Fund is also expected to be drawn from annual budgets and foreign loans for the projects.
A law, entitled “An Act to Provide for the Ajaokuta Steel Company Completion Fund for the Speedy Completion of the Project,” is underway in the Green Chamber.
Sponsor of the piece of the bill to set up a fund for the complex, is Uzoma Nkem Abonta(PDP-Abia).
The Bill proposes to: “Establish the Ajaokuta Steel Company Completion Fund, which shall comprise The sum of $1bn from Excess Crude revenue, all moneys from time to time appropriated and authorised to be paid into the Fund by this Bill, and all loans or grants from time to time made to Nigeria for purposes of completing the Ajaokuta Steel Company”.
The Fund, if set up, will compel the Minister in charge of the complex to apply the funds strictly for the project.
Money in the Fund, the Bill warns, “Shall be applied by the Minister only for the purposes of: the construction, improvement, extension, enlargement and replacement of infrastructure and works, including the provision, acquisition, improvement and replacement of other capital assets (like vehicles, vessels, machinery, instruments and equipment) required in respect of or in connection with the completion of the Ajaokuta Steel Company.
Ajaokuta Steel Company Limited, ASCL, popularly known as Ajaokuta Steel Mill, is a steel mill in Nigeria, located in Ajaokuta, Kogi State, Nigeria.

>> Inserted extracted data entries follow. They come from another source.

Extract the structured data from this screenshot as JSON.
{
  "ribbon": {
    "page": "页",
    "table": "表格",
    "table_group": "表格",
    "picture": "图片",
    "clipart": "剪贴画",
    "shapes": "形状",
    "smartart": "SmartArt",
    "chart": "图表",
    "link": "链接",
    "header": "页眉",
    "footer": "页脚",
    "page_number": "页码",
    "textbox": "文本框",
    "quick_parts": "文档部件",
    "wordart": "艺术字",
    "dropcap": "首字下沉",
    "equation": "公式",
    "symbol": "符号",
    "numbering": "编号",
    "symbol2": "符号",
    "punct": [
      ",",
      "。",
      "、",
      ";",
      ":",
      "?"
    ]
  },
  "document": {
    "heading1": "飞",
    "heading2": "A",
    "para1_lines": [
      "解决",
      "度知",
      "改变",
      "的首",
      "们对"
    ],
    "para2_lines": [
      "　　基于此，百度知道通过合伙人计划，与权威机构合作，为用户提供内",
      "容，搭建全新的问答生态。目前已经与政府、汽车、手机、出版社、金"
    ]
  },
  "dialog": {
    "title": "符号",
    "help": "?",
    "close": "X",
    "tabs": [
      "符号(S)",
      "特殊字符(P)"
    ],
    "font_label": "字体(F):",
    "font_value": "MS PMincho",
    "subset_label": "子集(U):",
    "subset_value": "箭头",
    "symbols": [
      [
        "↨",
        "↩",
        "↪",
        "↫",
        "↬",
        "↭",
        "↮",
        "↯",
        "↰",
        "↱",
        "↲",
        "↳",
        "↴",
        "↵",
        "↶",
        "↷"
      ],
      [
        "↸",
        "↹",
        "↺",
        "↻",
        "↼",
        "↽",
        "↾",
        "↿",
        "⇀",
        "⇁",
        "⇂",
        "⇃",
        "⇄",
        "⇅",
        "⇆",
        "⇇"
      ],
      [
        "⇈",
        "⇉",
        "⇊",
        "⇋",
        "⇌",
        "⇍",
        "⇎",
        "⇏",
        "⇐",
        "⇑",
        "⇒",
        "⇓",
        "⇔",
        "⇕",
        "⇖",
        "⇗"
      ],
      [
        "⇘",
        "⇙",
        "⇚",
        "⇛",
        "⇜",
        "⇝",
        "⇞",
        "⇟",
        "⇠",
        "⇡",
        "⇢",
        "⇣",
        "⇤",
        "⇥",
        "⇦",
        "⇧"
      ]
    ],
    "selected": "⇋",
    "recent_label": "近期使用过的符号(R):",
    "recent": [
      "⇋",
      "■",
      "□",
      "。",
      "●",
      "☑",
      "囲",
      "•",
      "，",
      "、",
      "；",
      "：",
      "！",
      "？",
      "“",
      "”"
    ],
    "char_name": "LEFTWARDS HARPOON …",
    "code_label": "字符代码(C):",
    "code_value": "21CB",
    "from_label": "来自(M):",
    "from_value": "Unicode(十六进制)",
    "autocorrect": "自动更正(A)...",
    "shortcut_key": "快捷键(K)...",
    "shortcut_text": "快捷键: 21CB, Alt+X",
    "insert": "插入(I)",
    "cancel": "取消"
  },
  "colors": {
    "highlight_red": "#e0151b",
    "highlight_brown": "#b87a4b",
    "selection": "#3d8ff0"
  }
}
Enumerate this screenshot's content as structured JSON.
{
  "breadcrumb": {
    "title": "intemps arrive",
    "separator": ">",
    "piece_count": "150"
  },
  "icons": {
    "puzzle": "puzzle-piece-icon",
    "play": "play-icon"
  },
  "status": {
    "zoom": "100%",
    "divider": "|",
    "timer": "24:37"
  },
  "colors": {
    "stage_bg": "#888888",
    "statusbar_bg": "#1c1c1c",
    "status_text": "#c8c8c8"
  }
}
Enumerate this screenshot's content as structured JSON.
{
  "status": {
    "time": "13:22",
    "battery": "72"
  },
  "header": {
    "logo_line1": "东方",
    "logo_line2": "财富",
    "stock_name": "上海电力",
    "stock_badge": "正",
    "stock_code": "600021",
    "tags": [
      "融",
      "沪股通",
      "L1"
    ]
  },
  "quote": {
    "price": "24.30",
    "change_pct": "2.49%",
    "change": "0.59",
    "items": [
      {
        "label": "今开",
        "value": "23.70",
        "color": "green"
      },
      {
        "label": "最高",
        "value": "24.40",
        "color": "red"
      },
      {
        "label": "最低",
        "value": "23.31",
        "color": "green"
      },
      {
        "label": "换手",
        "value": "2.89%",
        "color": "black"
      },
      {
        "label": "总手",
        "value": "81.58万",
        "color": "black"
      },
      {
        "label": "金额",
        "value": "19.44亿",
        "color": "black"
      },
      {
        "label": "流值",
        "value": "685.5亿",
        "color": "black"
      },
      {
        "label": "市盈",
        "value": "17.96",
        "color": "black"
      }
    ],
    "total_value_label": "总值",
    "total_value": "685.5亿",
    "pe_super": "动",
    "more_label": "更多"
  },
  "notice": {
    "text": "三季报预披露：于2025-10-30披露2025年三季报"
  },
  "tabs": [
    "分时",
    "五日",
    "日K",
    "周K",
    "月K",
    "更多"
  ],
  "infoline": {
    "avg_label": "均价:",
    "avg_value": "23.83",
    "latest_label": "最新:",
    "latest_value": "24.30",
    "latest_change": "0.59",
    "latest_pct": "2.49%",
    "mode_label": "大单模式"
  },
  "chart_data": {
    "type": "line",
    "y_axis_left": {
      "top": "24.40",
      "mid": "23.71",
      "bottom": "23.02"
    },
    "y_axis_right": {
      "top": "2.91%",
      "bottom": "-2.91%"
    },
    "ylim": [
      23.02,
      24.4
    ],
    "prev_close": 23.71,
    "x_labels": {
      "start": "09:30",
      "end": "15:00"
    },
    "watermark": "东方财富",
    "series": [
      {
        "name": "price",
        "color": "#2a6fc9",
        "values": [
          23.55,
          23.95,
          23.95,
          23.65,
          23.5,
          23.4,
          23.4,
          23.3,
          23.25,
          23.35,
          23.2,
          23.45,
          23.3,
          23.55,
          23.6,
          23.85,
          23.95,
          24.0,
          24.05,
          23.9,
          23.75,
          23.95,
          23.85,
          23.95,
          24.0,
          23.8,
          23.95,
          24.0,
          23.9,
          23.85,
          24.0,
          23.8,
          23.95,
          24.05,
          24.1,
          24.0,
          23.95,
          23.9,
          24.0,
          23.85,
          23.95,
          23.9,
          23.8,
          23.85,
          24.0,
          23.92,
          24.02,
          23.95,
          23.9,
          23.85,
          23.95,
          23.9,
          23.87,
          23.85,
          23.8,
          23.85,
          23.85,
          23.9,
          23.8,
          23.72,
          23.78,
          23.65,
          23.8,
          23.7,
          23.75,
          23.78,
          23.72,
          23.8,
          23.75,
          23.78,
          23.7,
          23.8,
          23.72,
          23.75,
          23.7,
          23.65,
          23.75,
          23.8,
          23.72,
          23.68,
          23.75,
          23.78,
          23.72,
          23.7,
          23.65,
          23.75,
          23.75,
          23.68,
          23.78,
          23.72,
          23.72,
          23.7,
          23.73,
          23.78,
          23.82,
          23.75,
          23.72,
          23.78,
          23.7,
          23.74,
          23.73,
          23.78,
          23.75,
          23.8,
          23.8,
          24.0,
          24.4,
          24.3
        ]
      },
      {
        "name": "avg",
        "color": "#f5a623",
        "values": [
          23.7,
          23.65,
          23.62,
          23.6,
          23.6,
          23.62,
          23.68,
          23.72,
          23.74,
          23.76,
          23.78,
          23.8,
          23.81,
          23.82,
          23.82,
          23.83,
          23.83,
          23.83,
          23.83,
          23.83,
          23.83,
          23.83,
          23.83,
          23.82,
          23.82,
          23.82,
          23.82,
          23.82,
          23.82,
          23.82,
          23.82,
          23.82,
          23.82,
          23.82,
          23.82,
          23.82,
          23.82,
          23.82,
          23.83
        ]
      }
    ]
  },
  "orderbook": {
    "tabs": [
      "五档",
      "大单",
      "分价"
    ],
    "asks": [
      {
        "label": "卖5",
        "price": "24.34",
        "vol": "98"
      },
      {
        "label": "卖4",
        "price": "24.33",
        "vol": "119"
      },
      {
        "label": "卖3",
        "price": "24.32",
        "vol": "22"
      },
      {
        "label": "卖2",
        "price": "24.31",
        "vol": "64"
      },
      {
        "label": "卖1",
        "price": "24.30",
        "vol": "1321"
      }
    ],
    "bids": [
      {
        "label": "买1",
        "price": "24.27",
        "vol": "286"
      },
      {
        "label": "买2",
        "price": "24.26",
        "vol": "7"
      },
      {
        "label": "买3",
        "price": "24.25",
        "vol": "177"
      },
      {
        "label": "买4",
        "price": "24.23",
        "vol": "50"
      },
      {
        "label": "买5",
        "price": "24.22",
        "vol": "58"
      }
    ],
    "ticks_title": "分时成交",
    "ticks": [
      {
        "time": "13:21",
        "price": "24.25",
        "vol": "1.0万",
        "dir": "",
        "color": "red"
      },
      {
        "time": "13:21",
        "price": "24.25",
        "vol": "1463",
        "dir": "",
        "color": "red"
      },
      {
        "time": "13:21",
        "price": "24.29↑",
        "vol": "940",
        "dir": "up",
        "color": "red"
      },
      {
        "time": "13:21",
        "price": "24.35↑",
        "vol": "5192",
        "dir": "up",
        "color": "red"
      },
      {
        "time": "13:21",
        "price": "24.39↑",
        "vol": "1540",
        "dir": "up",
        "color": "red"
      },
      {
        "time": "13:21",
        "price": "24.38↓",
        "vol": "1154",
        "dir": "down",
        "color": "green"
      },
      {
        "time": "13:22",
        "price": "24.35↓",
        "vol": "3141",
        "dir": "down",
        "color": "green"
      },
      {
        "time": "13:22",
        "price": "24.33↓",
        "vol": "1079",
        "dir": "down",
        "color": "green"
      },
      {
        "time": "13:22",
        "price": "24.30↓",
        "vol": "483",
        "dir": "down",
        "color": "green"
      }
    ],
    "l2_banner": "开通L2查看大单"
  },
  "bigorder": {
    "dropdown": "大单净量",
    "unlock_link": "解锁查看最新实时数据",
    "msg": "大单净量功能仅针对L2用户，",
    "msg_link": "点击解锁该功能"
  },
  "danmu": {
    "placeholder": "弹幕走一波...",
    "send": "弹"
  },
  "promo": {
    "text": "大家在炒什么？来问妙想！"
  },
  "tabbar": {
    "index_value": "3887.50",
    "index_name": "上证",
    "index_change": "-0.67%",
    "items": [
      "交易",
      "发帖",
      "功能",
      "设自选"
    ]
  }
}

Built on a 24,000 hectares (59,000 acres) site starting in 1979, it is the largest steel mill in Nigeria, and the coke oven and byproducts plant are larger than all the refineries in Nigeria combined.
However, the project was mismanaged and remains incomplete 40 years later.
Three-quarters of the complex have been abandoned, and only the light mills have been put into operation for small-scale fabrication and the production of iron rods, says Wikipedia.
The company has been a subject of several controversies in the last decades, arising from shoddy attempts by past regimes at its concession or privatisation.
The House of Representatives resumes tomorrow from a one-week recess.